Commissioners know that it is impossible to run a large system of institutions and community programs without problems. There is always the possibility of physical or sexual abuse of patients by hospital personnel, improper psychiatric treatment of a patient, or misuse of state funds by an employee. Patients sometimes do commit suicide or injure other patients, even when all of the professionally accepted precautions have been taken. State mental health agencies employ a multiplicity of internal controls and other devices to reduce the likelihood of such occurrences. Among them are patient-rights and abuse committees, quality assurance and professional peer-review programs, internal audits of facilities, screening of new employees for criminal records, uniform training and orientation of all employees, written rules and regulations, toll-free hotlines for patient complaints, and so forth. Inevitably, however, in every state mental health system an incident occurs that leads to the appointment of an investigating committee. Although these committees and the public hearings through which they conduct their business are integral to a system of open government, they nevertheless have a vast potential for creating adverse publicity, damaging the credibility of the system, and possibly shortening the tenure of the commissioner in charge.

Even in the absence of controversy, mental health agencies are studied and reviewed by a variety of groups. Standing committees of the state house and senate typically oversee operations of the mental health agency. Sunset committees, a special challenge for the commissioner, are ostensibly concerned with determining whether a mental health agency should continue or be abolished, but they are usually more interested in restructuring the agency. At their invitation, professional organizations, consumer and advisory groups, and members of the general public testify about their views of how the state law that established the mental health agency should be changed.

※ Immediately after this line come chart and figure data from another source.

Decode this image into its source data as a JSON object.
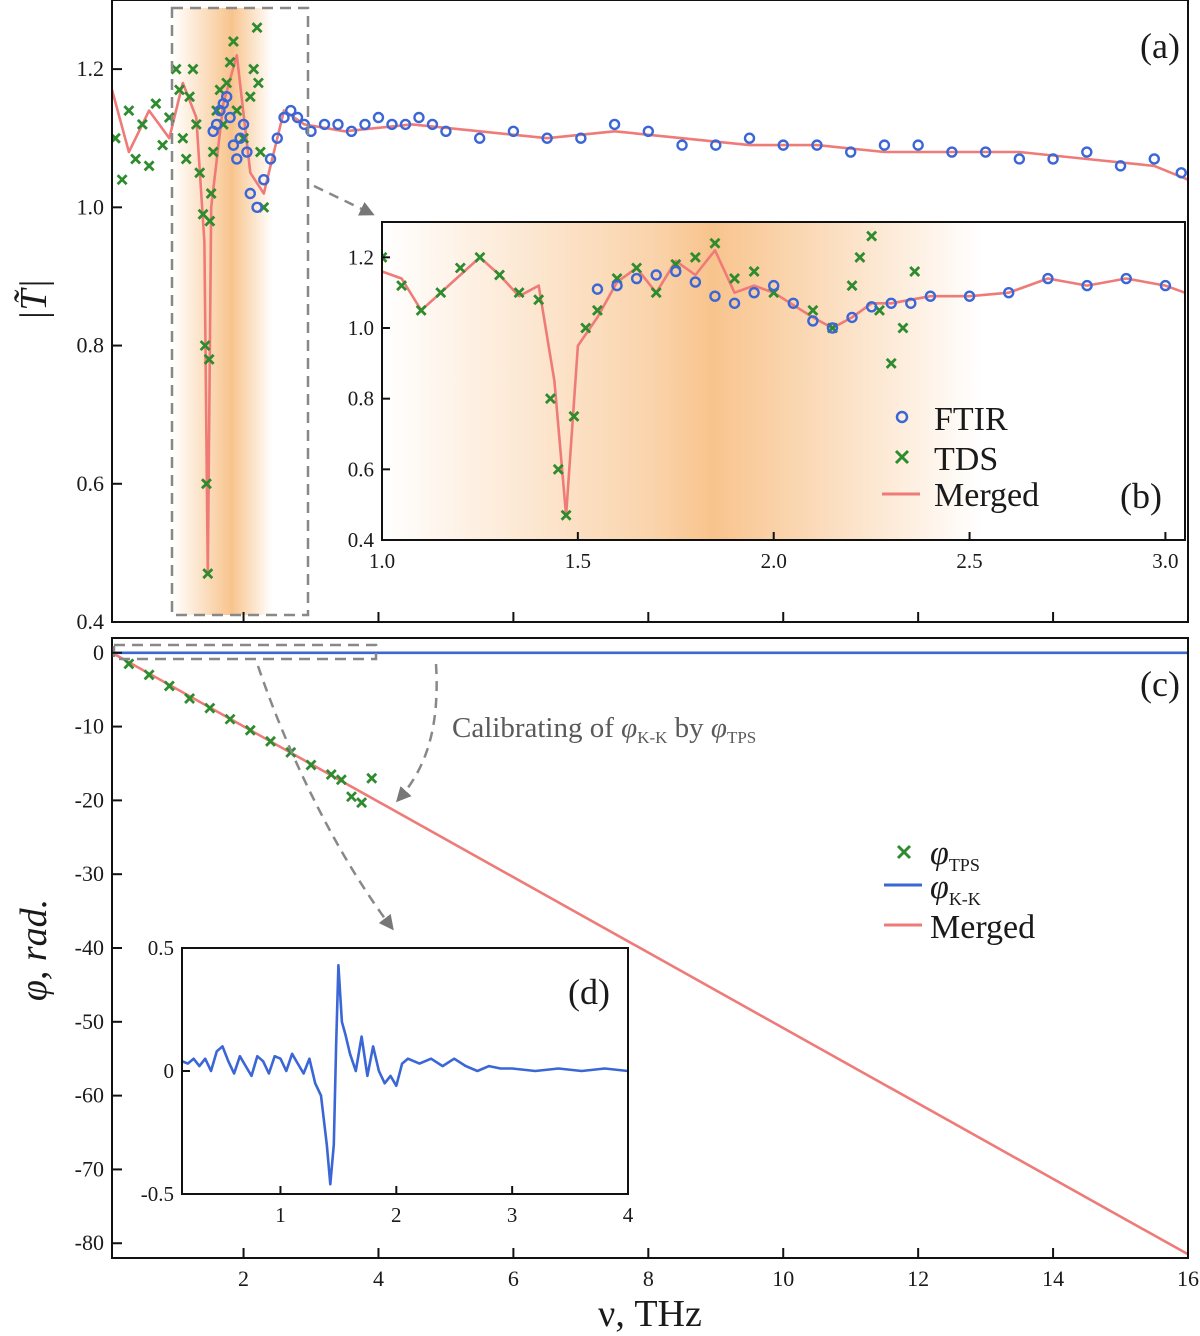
{
  "chart_data": [
    {
      "panel": "(a)",
      "type": "line",
      "ylabel": "|T̃|",
      "xlim": [
        0.05,
        16
      ],
      "ylim": [
        0.4,
        1.3
      ],
      "yticks": [
        "0.4",
        "0.6",
        "0.8",
        "1.0",
        "1.2"
      ],
      "highlight_band_thz": [
        1.0,
        2.4
      ],
      "zoom_box_thz": [
        0.95,
        3.0
      ],
      "series": [
        {
          "name": "FTIR",
          "marker": "circle",
          "color": "#3a66d6",
          "x": [
            1.55,
            1.6,
            1.65,
            1.7,
            1.75,
            1.8,
            1.85,
            1.9,
            1.95,
            2.0,
            2.05,
            2.1,
            2.2,
            2.3,
            2.4,
            2.5,
            2.6,
            2.7,
            2.8,
            2.9,
            3.0,
            3.2,
            3.4,
            3.6,
            3.8,
            4.0,
            4.2,
            4.4,
            4.6,
            4.8,
            5.0,
            5.5,
            6.0,
            6.5,
            7.0,
            7.5,
            8.0,
            8.5,
            9.0,
            9.5,
            10.0,
            10.5,
            11.0,
            11.5,
            12.0,
            12.5,
            13.0,
            13.5,
            14.0,
            14.5,
            15.0,
            15.5,
            15.9
          ],
          "y": [
            1.11,
            1.12,
            1.14,
            1.15,
            1.16,
            1.13,
            1.09,
            1.07,
            1.1,
            1.12,
            1.08,
            1.02,
            1.0,
            1.04,
            1.07,
            1.1,
            1.13,
            1.14,
            1.13,
            1.12,
            1.11,
            1.12,
            1.12,
            1.11,
            1.12,
            1.13,
            1.12,
            1.12,
            1.13,
            1.12,
            1.11,
            1.1,
            1.11,
            1.1,
            1.1,
            1.12,
            1.11,
            1.09,
            1.09,
            1.1,
            1.09,
            1.09,
            1.08,
            1.09,
            1.09,
            1.08,
            1.08,
            1.07,
            1.07,
            1.08,
            1.06,
            1.07,
            1.05
          ]
        },
        {
          "name": "TDS",
          "marker": "x",
          "color": "#2e8b2e",
          "x": [
            0.1,
            0.2,
            0.3,
            0.4,
            0.5,
            0.6,
            0.7,
            0.8,
            0.9,
            1.0,
            1.05,
            1.1,
            1.15,
            1.2,
            1.25,
            1.3,
            1.35,
            1.4,
            1.43,
            1.45,
            1.47,
            1.49,
            1.5,
            1.52,
            1.55,
            1.6,
            1.65,
            1.7,
            1.75,
            1.8,
            1.85,
            1.9,
            2.0,
            2.1,
            2.15,
            2.2,
            2.22,
            2.25,
            2.3
          ],
          "y": [
            1.1,
            1.04,
            1.14,
            1.07,
            1.12,
            1.06,
            1.15,
            1.09,
            1.13,
            1.2,
            1.17,
            1.1,
            1.07,
            1.16,
            1.2,
            1.12,
            1.05,
            0.99,
            0.8,
            0.6,
            0.47,
            0.78,
            0.98,
            1.02,
            1.08,
            1.14,
            1.17,
            1.12,
            1.18,
            1.21,
            1.24,
            1.14,
            1.1,
            1.16,
            1.2,
            1.26,
            1.18,
            1.08,
            1.0
          ]
        },
        {
          "name": "Merged",
          "marker": "line",
          "color": "#ef7b78",
          "x": [
            0.05,
            0.3,
            0.6,
            0.9,
            1.1,
            1.3,
            1.42,
            1.47,
            1.52,
            1.7,
            1.9,
            2.1,
            2.3,
            2.6,
            2.9,
            3.5,
            4.5,
            5.5,
            6.5,
            7.5,
            8.5,
            9.5,
            10.5,
            11.5,
            12.5,
            13.5,
            14.5,
            15.5,
            16.0
          ],
          "y": [
            1.17,
            1.08,
            1.14,
            1.1,
            1.18,
            1.13,
            0.95,
            0.47,
            1.0,
            1.15,
            1.22,
            1.05,
            1.02,
            1.14,
            1.12,
            1.11,
            1.12,
            1.11,
            1.1,
            1.11,
            1.1,
            1.09,
            1.09,
            1.08,
            1.08,
            1.08,
            1.07,
            1.06,
            1.04
          ]
        }
      ]
    },
    {
      "panel": "(b)",
      "type": "line",
      "xlim": [
        1.0,
        3.05
      ],
      "ylim": [
        0.4,
        1.3
      ],
      "xticks": [
        "1.0",
        "1.5",
        "2.0",
        "2.5",
        "3.0"
      ],
      "yticks": [
        "0.4",
        "0.6",
        "0.8",
        "1.0",
        "1.2"
      ],
      "legend": [
        "FTIR",
        "TDS",
        "Merged"
      ],
      "series": [
        {
          "name": "FTIR",
          "x": [
            1.55,
            1.6,
            1.65,
            1.7,
            1.75,
            1.8,
            1.85,
            1.9,
            1.95,
            2.0,
            2.05,
            2.1,
            2.15,
            2.2,
            2.25,
            2.3,
            2.35,
            2.4,
            2.5,
            2.6,
            2.7,
            2.8,
            2.9,
            3.0
          ],
          "y": [
            1.11,
            1.12,
            1.14,
            1.15,
            1.16,
            1.13,
            1.09,
            1.07,
            1.1,
            1.12,
            1.07,
            1.02,
            1.0,
            1.03,
            1.06,
            1.07,
            1.07,
            1.09,
            1.09,
            1.1,
            1.14,
            1.12,
            1.14,
            1.12
          ]
        },
        {
          "name": "TDS",
          "x": [
            1.0,
            1.05,
            1.1,
            1.15,
            1.2,
            1.25,
            1.3,
            1.35,
            1.4,
            1.43,
            1.45,
            1.47,
            1.49,
            1.52,
            1.55,
            1.6,
            1.65,
            1.7,
            1.75,
            1.8,
            1.85,
            1.9,
            1.95,
            2.0,
            2.1,
            2.15,
            2.2,
            2.22,
            2.25,
            2.27,
            2.3,
            2.33,
            2.36
          ],
          "y": [
            1.2,
            1.12,
            1.05,
            1.1,
            1.17,
            1.2,
            1.15,
            1.1,
            1.08,
            0.8,
            0.6,
            0.47,
            0.75,
            1.0,
            1.05,
            1.14,
            1.17,
            1.1,
            1.18,
            1.2,
            1.24,
            1.14,
            1.16,
            1.1,
            1.05,
            1.0,
            1.12,
            1.2,
            1.26,
            1.05,
            0.9,
            1.0,
            1.16
          ]
        },
        {
          "name": "Merged",
          "x": [
            1.0,
            1.05,
            1.1,
            1.15,
            1.2,
            1.25,
            1.3,
            1.35,
            1.4,
            1.44,
            1.47,
            1.5,
            1.55,
            1.6,
            1.65,
            1.7,
            1.75,
            1.8,
            1.85,
            1.9,
            1.95,
            2.0,
            2.1,
            2.15,
            2.2,
            2.25,
            2.3,
            2.4,
            2.5,
            2.6,
            2.7,
            2.8,
            2.9,
            3.0,
            3.05
          ],
          "y": [
            1.16,
            1.14,
            1.05,
            1.1,
            1.15,
            1.2,
            1.15,
            1.09,
            1.12,
            0.85,
            0.47,
            0.95,
            1.03,
            1.13,
            1.17,
            1.1,
            1.19,
            1.15,
            1.22,
            1.1,
            1.12,
            1.1,
            1.03,
            1.0,
            1.03,
            1.07,
            1.07,
            1.09,
            1.09,
            1.1,
            1.14,
            1.12,
            1.14,
            1.12,
            1.1
          ]
        }
      ]
    },
    {
      "panel": "(c)",
      "type": "line",
      "xlabel": "ν, THz",
      "ylabel": "φ, rad.",
      "xlim": [
        0.05,
        16
      ],
      "ylim": [
        -82,
        2
      ],
      "xticks": [
        "2",
        "4",
        "6",
        "8",
        "10",
        "12",
        "14",
        "16"
      ],
      "yticks": [
        "0",
        "-10",
        "-20",
        "-30",
        "-40",
        "-50",
        "-60",
        "-70",
        "-80"
      ],
      "annotation": {
        "text": "Calibrating of",
        "var": "φ",
        "sub1": "K-K",
        "by": "by",
        "sub2": "TPS"
      },
      "legend": [
        {
          "sym": "φ",
          "sub": "TPS"
        },
        {
          "sym": "φ",
          "sub": "K-K"
        },
        {
          "text": "Merged"
        }
      ],
      "series": [
        {
          "name": "φ_TPS",
          "marker": "x",
          "color": "#2e8b2e",
          "x": [
            0.3,
            0.6,
            0.9,
            1.2,
            1.5,
            1.8,
            2.1,
            2.4,
            2.7,
            3.0,
            3.3,
            3.45,
            3.6,
            3.75,
            3.9
          ],
          "y": [
            -1.5,
            -3,
            -4.5,
            -6.2,
            -7.5,
            -9,
            -10.5,
            -12,
            -13.5,
            -15.2,
            -16.5,
            -17.2,
            -19.5,
            -20.3,
            -17
          ]
        },
        {
          "name": "φ_K-K",
          "marker": "line",
          "color": "#3a66d6",
          "x": [
            0.05,
            16
          ],
          "y": [
            0,
            0
          ]
        },
        {
          "name": "Merged",
          "marker": "line",
          "color": "#ef7b78",
          "x": [
            0.05,
            16
          ],
          "y": [
            0,
            -81.5
          ]
        }
      ]
    },
    {
      "panel": "(d)",
      "type": "line",
      "xlim": [
        0.15,
        4
      ],
      "ylim": [
        -0.5,
        0.5
      ],
      "xticks": [
        "1",
        "2",
        "3",
        "4"
      ],
      "yticks": [
        "0.5",
        "0",
        "-0.5"
      ],
      "series": [
        {
          "name": "φ_K-K",
          "color": "#3a66d6",
          "x": [
            0.15,
            0.2,
            0.25,
            0.3,
            0.35,
            0.4,
            0.45,
            0.5,
            0.55,
            0.6,
            0.65,
            0.7,
            0.75,
            0.8,
            0.85,
            0.9,
            0.95,
            1.0,
            1.05,
            1.1,
            1.15,
            1.2,
            1.25,
            1.3,
            1.35,
            1.4,
            1.43,
            1.46,
            1.48,
            1.5,
            1.53,
            1.56,
            1.6,
            1.65,
            1.7,
            1.75,
            1.8,
            1.85,
            1.9,
            1.95,
            2.0,
            2.05,
            2.1,
            2.2,
            2.3,
            2.4,
            2.5,
            2.6,
            2.7,
            2.8,
            2.9,
            3.0,
            3.2,
            3.4,
            3.6,
            3.8,
            4.0
          ],
          "y": [
            0.04,
            0.03,
            0.05,
            0.02,
            0.05,
            0.0,
            0.08,
            0.1,
            0.04,
            -0.01,
            0.06,
            0.02,
            -0.02,
            0.06,
            0.04,
            -0.01,
            0.06,
            0.05,
            0.0,
            0.07,
            0.03,
            -0.01,
            0.05,
            -0.05,
            -0.1,
            -0.3,
            -0.46,
            -0.3,
            0.1,
            0.43,
            0.2,
            0.15,
            0.07,
            0.0,
            0.14,
            -0.02,
            0.1,
            0.0,
            -0.05,
            -0.02,
            -0.06,
            0.03,
            0.05,
            0.03,
            0.05,
            0.02,
            0.05,
            0.02,
            0.0,
            0.02,
            0.01,
            0.01,
            0.0,
            0.01,
            0.0,
            0.01,
            0.0
          ]
        }
      ]
    }
  ]
}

A commissioner who lives through the time-consuming and stressful ordeal of a sunset review may wind up with a very different agency and possibly a different kind of job.

Evaluating the Commissioner's Performance

How do we know if the commissioner has done a good job? In the private sector and even in some public agencies, it is relatively easy to measure the performance of the chief executive officer. For example, increases in revenues or profits or the introduction of successful new products are objective indicators that permit stockholders or the board of directors of a corporation to assess the achievements of its leader. On the other hand, in state mental health agencies there are few objective measures to evaluate the performance of the commissioner. In fact, there is not even agreement as to what constitutes success. A major new program is seen as a significant advance by some of the commissioner's constituents and as a dangerous or regressive step by others. Achievement of accreditation by all state hospitals, one of the few objective standards available, is useless in a state like Texas where this goal has already been reached.

Because of the lack of objective criteria to gauge a commissioner's performance, the commissioner tends to be judged not on accomplishments but on how he or she is viewed by other people. In the private sector an executive may not be especially well liked by company directors, peers, or employees, but if the executive is making a lot of money for the corporation, it is inclined to forgive the executive's unpopularity. In the case of the mental health agency, the commissioner's survival is almost entirely dependent on how the commissioner is regarded by key politicians and leaders of various constituency organizations.

There are numerous examples of commissioners who have significantly improved services to the mentally disabled (in our opinion) and yet were forced to leave for purely political reasons unrelated to job performance. Virtually any move in any direction by a commissioner elicits some degree of dissatisfaction from at least one constituency-for example, advocacy groups, parent organizations, labor unions, federal courts, legislators, the governor, and so forth. Therefore, a commissioner must be exceptionally skilled in negotiating, compromising, placating, and horse-trading just to stay in the job long enough to make a difference.